As VLM/Poslovni Dnevnik writes on the 21st of June, 2018, it all began at the end of February 2017 when the Todorić dynasty asked Russia’s Sberbank for the final 100 million euro loan…

A total of fifteen companies who had cash owed to them by the former Agrokor boss paid by Sberbank have somehow ended up returning 247 million kuna to Ivica Todorić himself, writes Express, which has published a shocking list of suppliers who have allegedly ”returned the money and helped Todorić move it to a Arab tax oasis.”

”I’m filing a criminal report as soon as it’s ready. I just can’t believe that he deceived us so much, or what we were so engaged in,” said one of them who ended up returning millions to Agrokor.

Although he was drowning in debt, and he apparently couldn’t get enough together for the workers’ wages or to pay any tax to the state, Todorić claims to have sent five million euros to Dubai to purchase Costella’s water resources in Slovenia. The Arab company, which is the formal owner of the aforementioned company, was established for that purpose only, and its overall owner is another Arabian company. Investigators are now trying to trace that money.

Back in February 2017, just before the Agrokor crisis came to light in the public eye and the economic and political mess ensued, Ivica Todorić asked Sberbank for what was to be the last 100 million euro loan. In Moscow, Putin’s bankers said they first needed stabilisation.

Although the Russians were very skeptical, one of Sberbank’s main men, Maxim Poletaev, personally pledged for the final big loan to go through. Sberbank itself didn’t have much trust in Ivica Todorić, and therefore had no desire to pay that loan directly to the former Agrokor boss, but they agreed that Sberbank would pay it into the accounts of the suppliers to whom Todorić owed money. However, according to Express, Todorić, as sly and as shrewd as ever, managed to end up with that huge amount of cash.

During the initial negotiations, Todorić provided a list of priority suppliers to whom Agrokor’s companies owed money, and that after ten days, more specifically on the last day of March 2017, he’d send a new list to Sberbank. The collocutors from Sberbank had naturally assumed that in the meantime, Agrokor’s now disgraced ”gazda” had negotiated with some of the suppliers himself, or that he had gotten rid of some of those to whom he didn’t owe.

TDR, to whom Todorić owed a considerable sum for cigarettes, dropped to just eight million kuna, Phillip Moriss and Orbico were down to 11 million, Croatiasped and Medika’s distributor completely dropped off the list, and HT dropped to just eight million. AWT, which even ended up going into pre-bankruptcy proceedings, should have received 10 million kuna, but was conveniently removed from the other list for loan payment.

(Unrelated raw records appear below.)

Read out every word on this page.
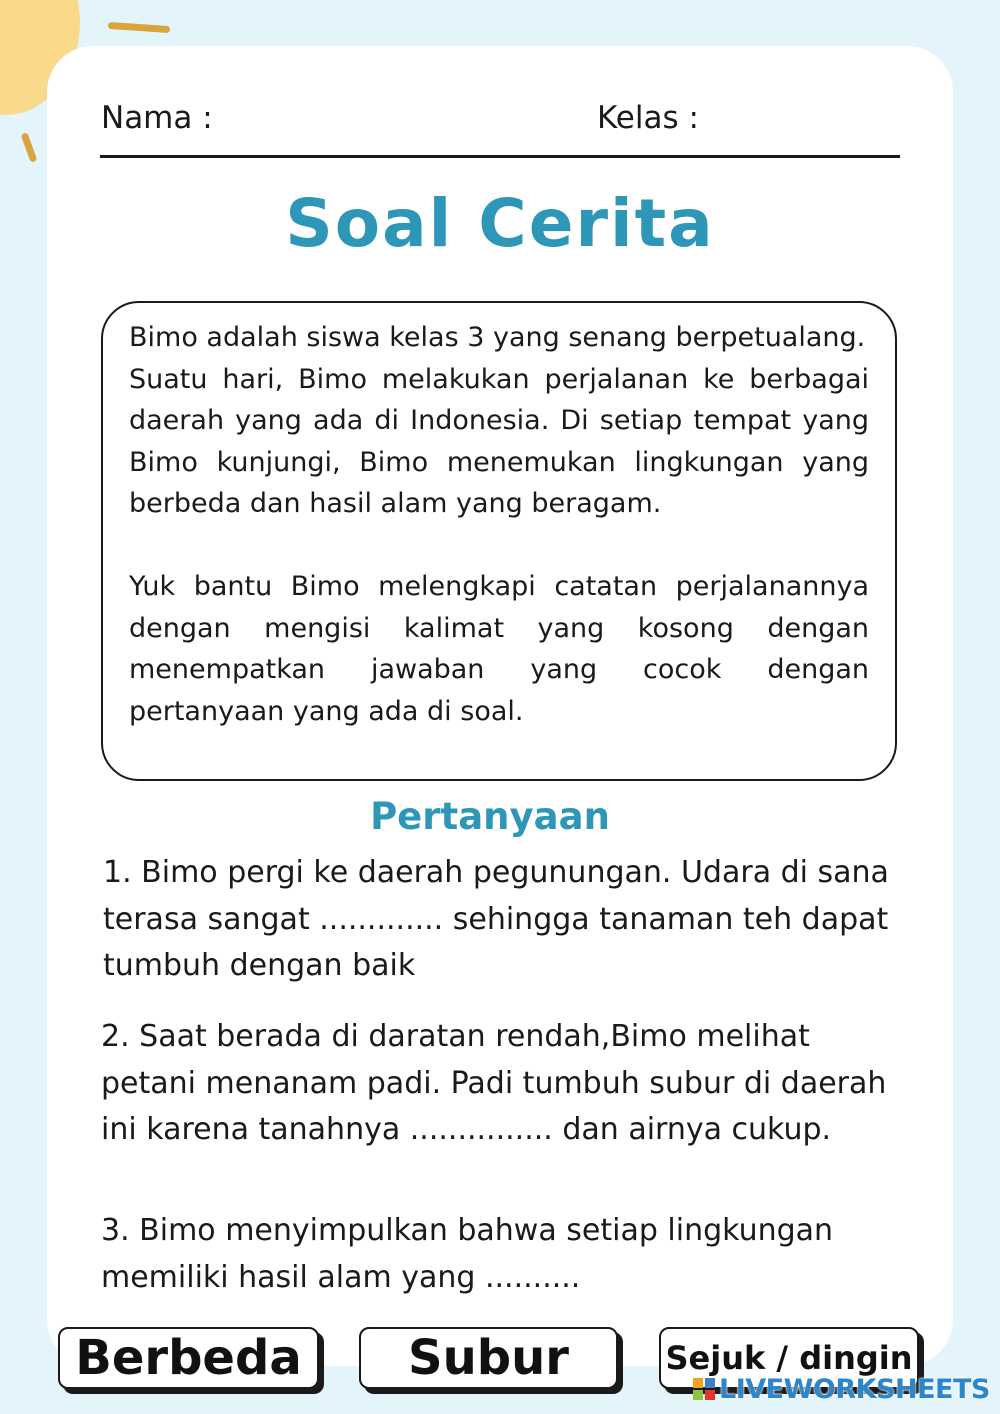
Nama :	Kelas :
Soal Cerita

Bimo adalah siswa kelas 3 yang senang berpetualang.

Suatu hari, Bimo melakukan perjalanan ke berbagai daerah yang ada di Indonesia. Di setiap tempat yang Bimo kunjungi, Bimo menemukan lingkungan yang berbeda dan hasil alam yang beragam.

Yuk bantu Bimo melengkapi catatan perjalanannya dengan mengisi kalimat yang kosong dengan menempatkan jawaban yang cocok dengan pertanyaan yang ada di soal.

Pertanyaan

1. Bimo pergi ke daerah pegunungan. Udara di sana terasa sangat ............. sehingga tanaman teh dapat tumbuh dengan baik

2. Saat berada di daratan rendah,Bimo melihat petani menanam padi. Padi tumbuh subur di daerah ini karena tanahnya ............... dan airnya cukup.

3. Bimo menyimpulkan bahwa setiap lingkungan memiliki hasil alam yang ..........

Berbeda	Subur	Sejuk / dingin
LIVEWORKSHEETS
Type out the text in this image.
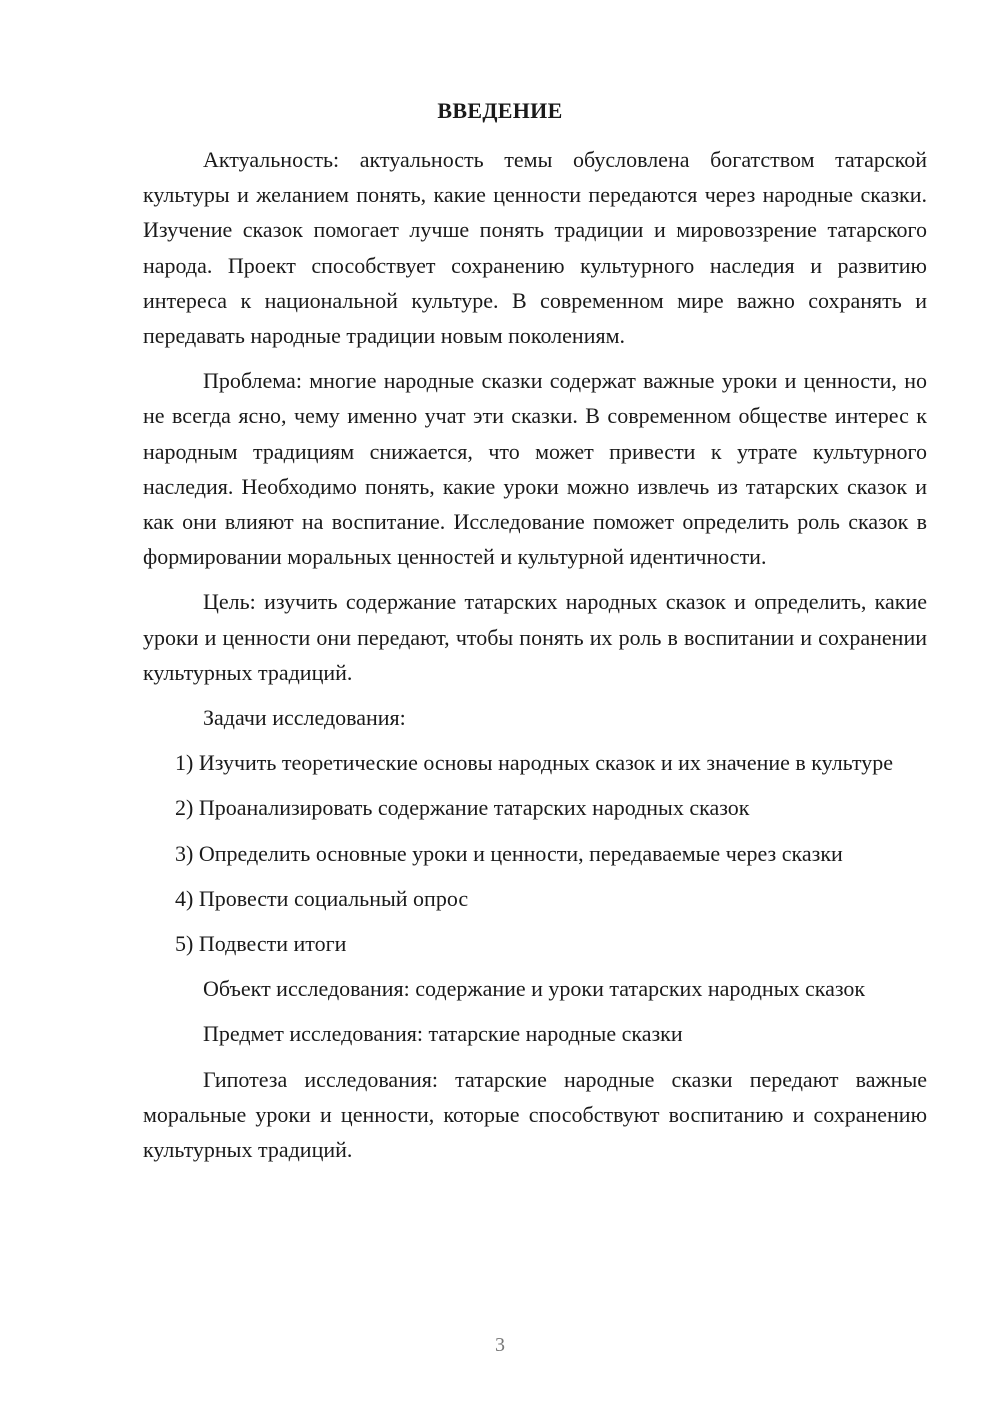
ВВЕДЕНИЕ

Актуальность: актуальность темы обусловлена богатством татарской культуры и желанием понять, какие ценности передаются через народные сказки. Изучение сказок помогает лучше понять традиции и мировоззрение татарского народа. Проект способствует сохранению культурного наследия и развитию интереса к национальной культуре. В современном мире важно сохранять и передавать народные традиции новым поколениям.

Проблема: многие народные сказки содержат важные уроки и ценности, но не всегда ясно, чему именно учат эти сказки. В современном обществе интерес к народным традициям снижается, что может привести к утрате культурного наследия. Необходимо понять, какие уроки можно извлечь из татарских сказок и как они влияют на воспитание. Исследование поможет определить роль сказок в формировании моральных ценностей и культурной идентичности.

Цель: изучить содержание татарских народных сказок и определить, какие уроки и ценности они передают, чтобы понять их роль в воспитании и сохранении культурных традиций.

Задачи исследования:

1) Изучить теоретические основы народных сказок и их значение в культуре

2) Проанализировать содержание татарских народных сказок

3) Определить основные уроки и ценности, передаваемые через сказки

4) Провести социальный опрос

5) Подвести итоги

Объект исследования: содержание и уроки татарских народных сказок

Предмет исследования: татарские народные сказки

Гипотеза исследования: татарские народные сказки передают важные моральные уроки и ценности, которые способствуют воспитанию и сохранению культурных традиций.

3
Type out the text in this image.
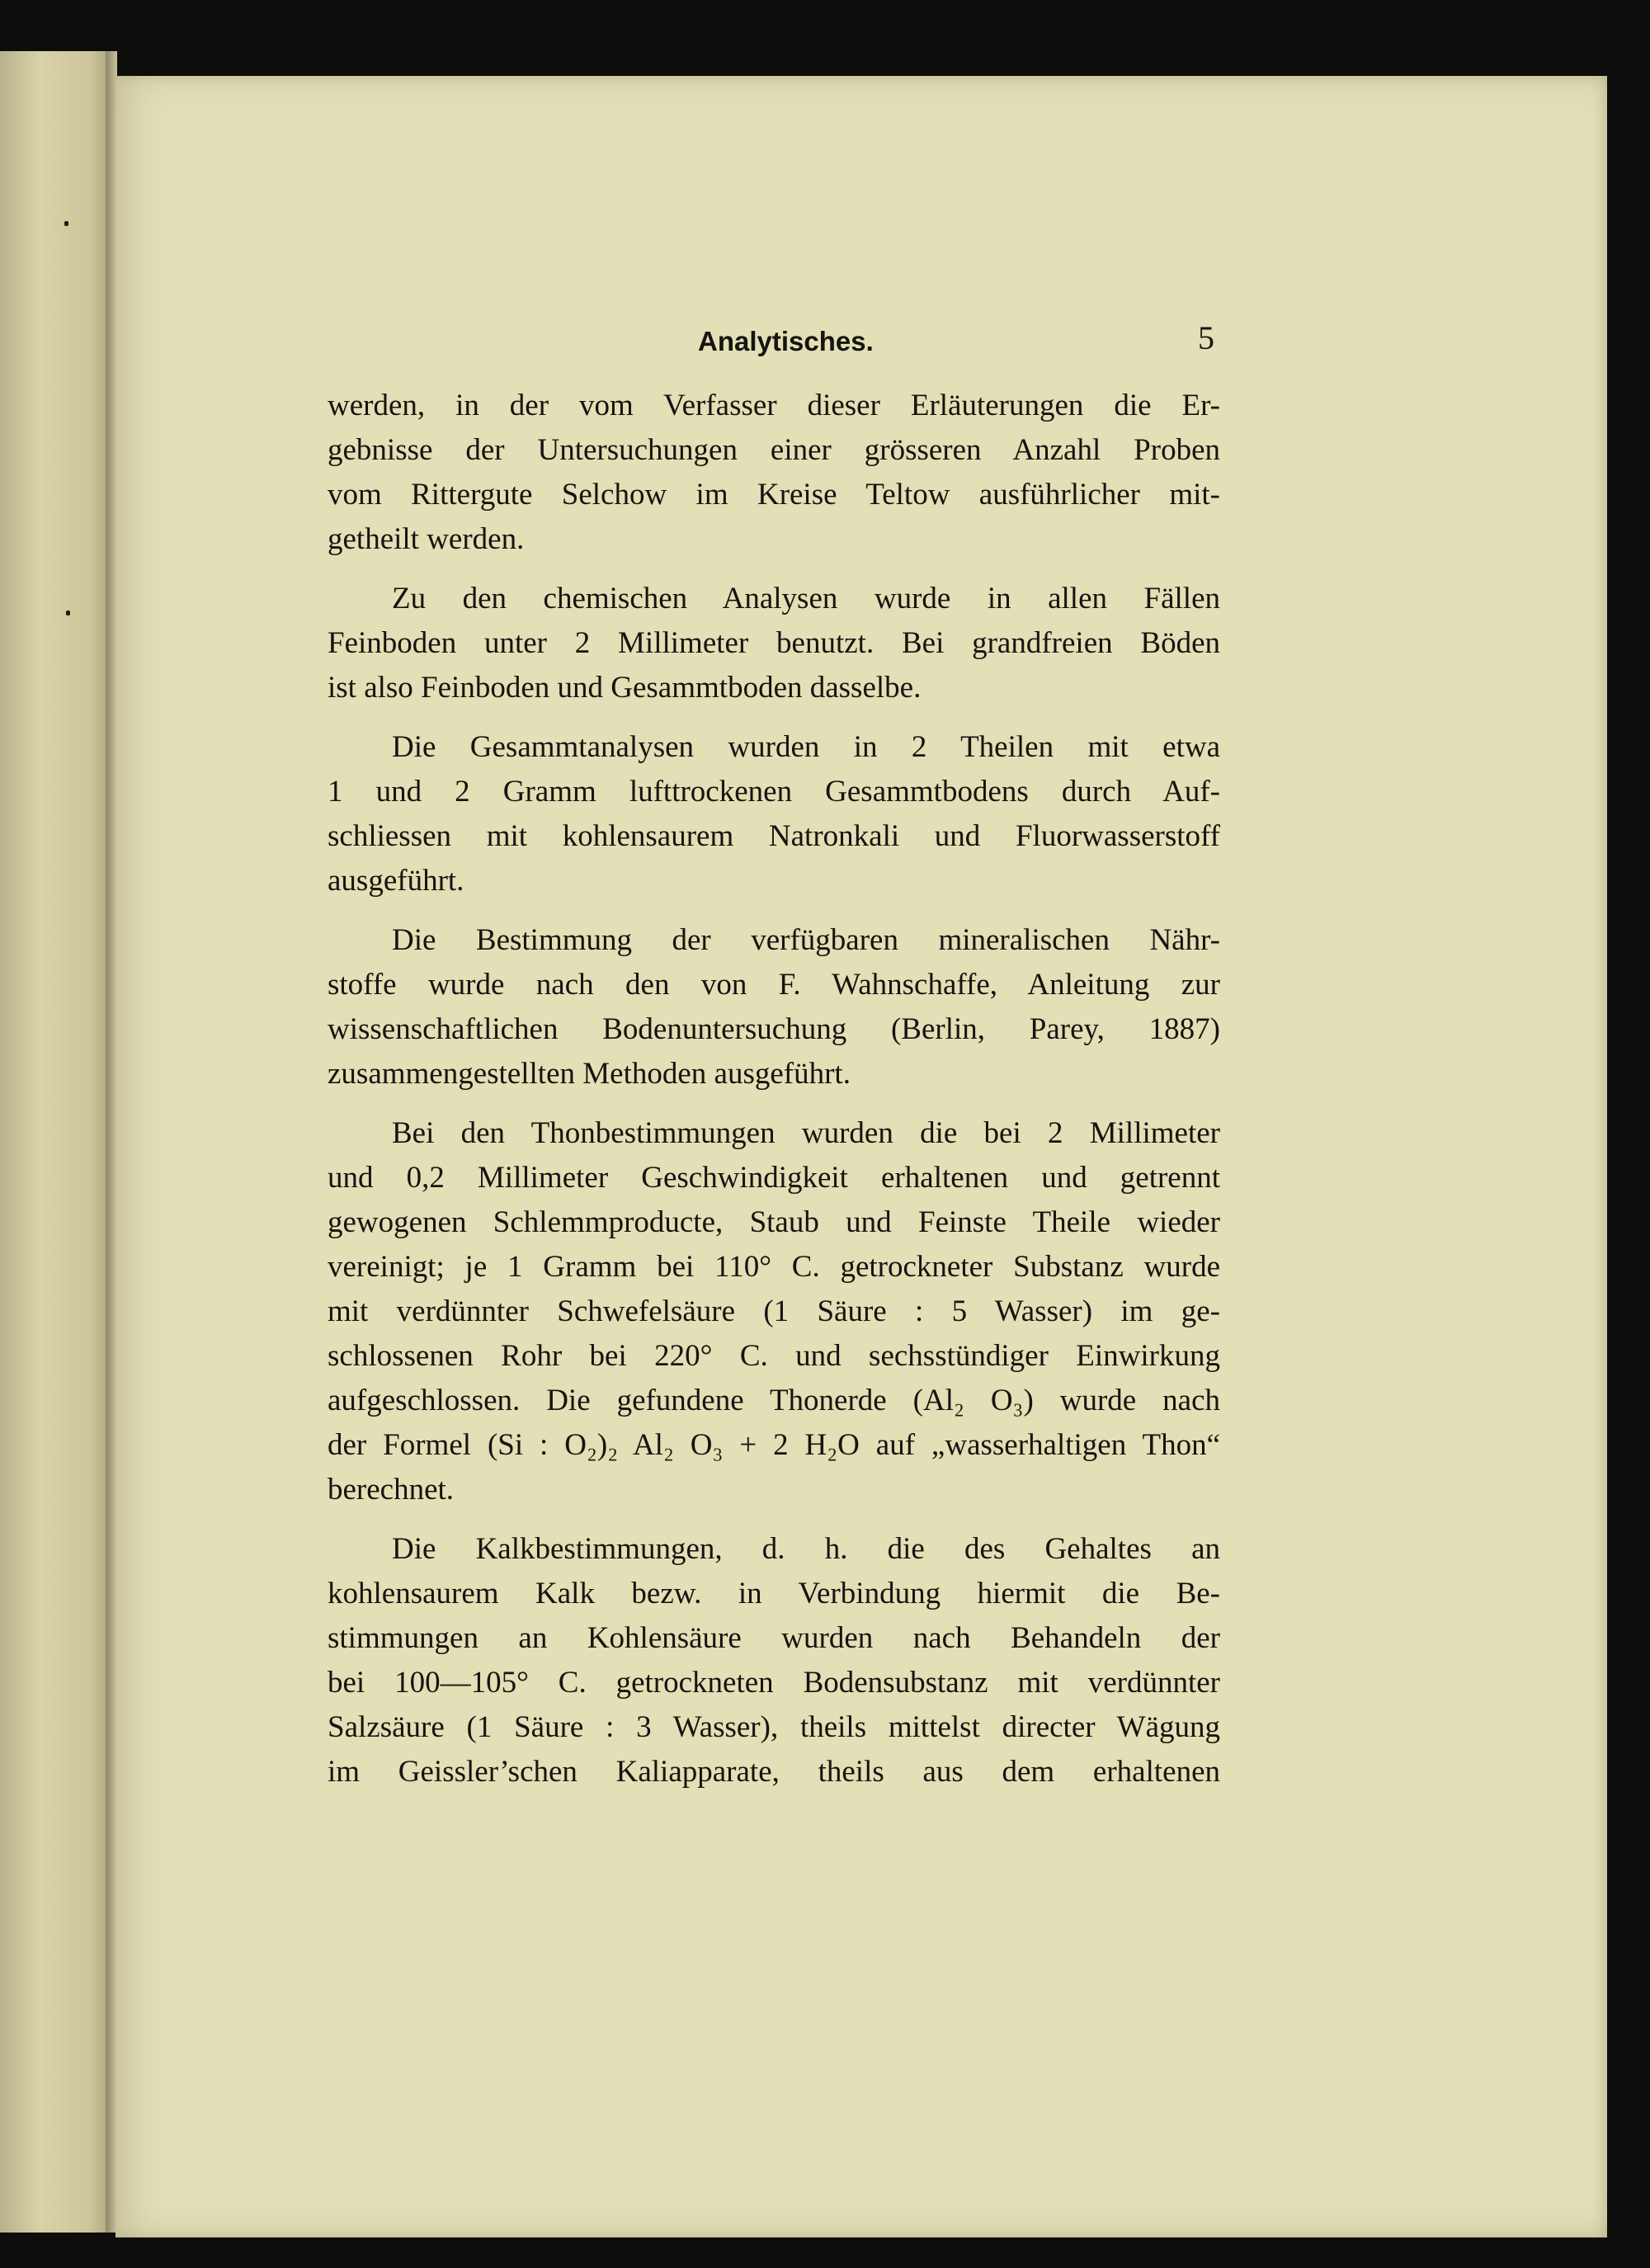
Analytisches.	5
werden, in der vom Verfasser dieser Erläuterungen die Er-
gebnisse der Untersuchungen einer grösseren Anzahl Proben
vom Rittergute Selchow im Kreise Teltow ausführlicher mit-
getheilt werden.
Zu den chemischen Analysen wurde in allen Fällen
Feinboden unter 2 Millimeter benutzt. Bei grandfreien Böden
ist also Feinboden und Gesammtboden dasselbe.
Die Gesammtanalysen wurden in 2 Theilen mit etwa
1 und 2 Gramm lufttrockenen Gesammtbodens durch Auf-
schliessen mit kohlensaurem Natronkali und Fluorwasserstoff
ausgeführt.
Die Bestimmung der verfügbaren mineralischen Nähr-
stoffe wurde nach den von F. Wahnschaffe, Anleitung zur
wissenschaftlichen Bodenuntersuchung (Berlin, Parey, 1887)
zusammengestellten Methoden ausgeführt.
Bei den Thonbestimmungen wurden die bei 2 Millimeter
und 0,2 Millimeter Geschwindigkeit erhaltenen und getrennt
gewogenen Schlemmproducte, Staub und Feinste Theile wieder
vereinigt; je 1 Gramm bei 110° C. getrockneter Substanz wurde
mit verdünnter Schwefelsäure (1 Säure : 5 Wasser) im ge-
schlossenen Rohr bei 220° C. und sechsstündiger Einwirkung
aufgeschlossen. Die gefundene Thonerde (Al₂ O₃) wurde nach
der Formel (Si : O₂)₂ Al₂ O₃ + 2 H₂O auf „wasserhaltigen Thon“
berechnet.
Die Kalkbestimmungen, d. h. die des Gehaltes an
kohlensaurem Kalk bezw. in Verbindung hiermit die Be-
stimmungen an Kohlensäure wurden nach Behandeln der
bei 100—105° C. getrockneten Bodensubstanz mit verdünnter
Salzsäure (1 Säure : 3 Wasser), theils mittelst directer Wägung
im Geissler’schen Kaliapparate, theils aus dem erhaltenen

Some long-time partners of Ivica Todorić such as Vira, Granolia, did appear on the new list. Some others such as Iločki podrumi (Ilok cellars) saw the amount that needed to be paid increase by almost double. Both lists included Pivac, Mlinar, Todorić’s partner Karisma, Sokol Marić, Unex… During the first three days of March, Sberbank paid a total of 56 suppliers from that very list, paying them a massive total of 455 million kuna. Ironically, more than 247 million kuna landed on Agrokor’s account on that very same day.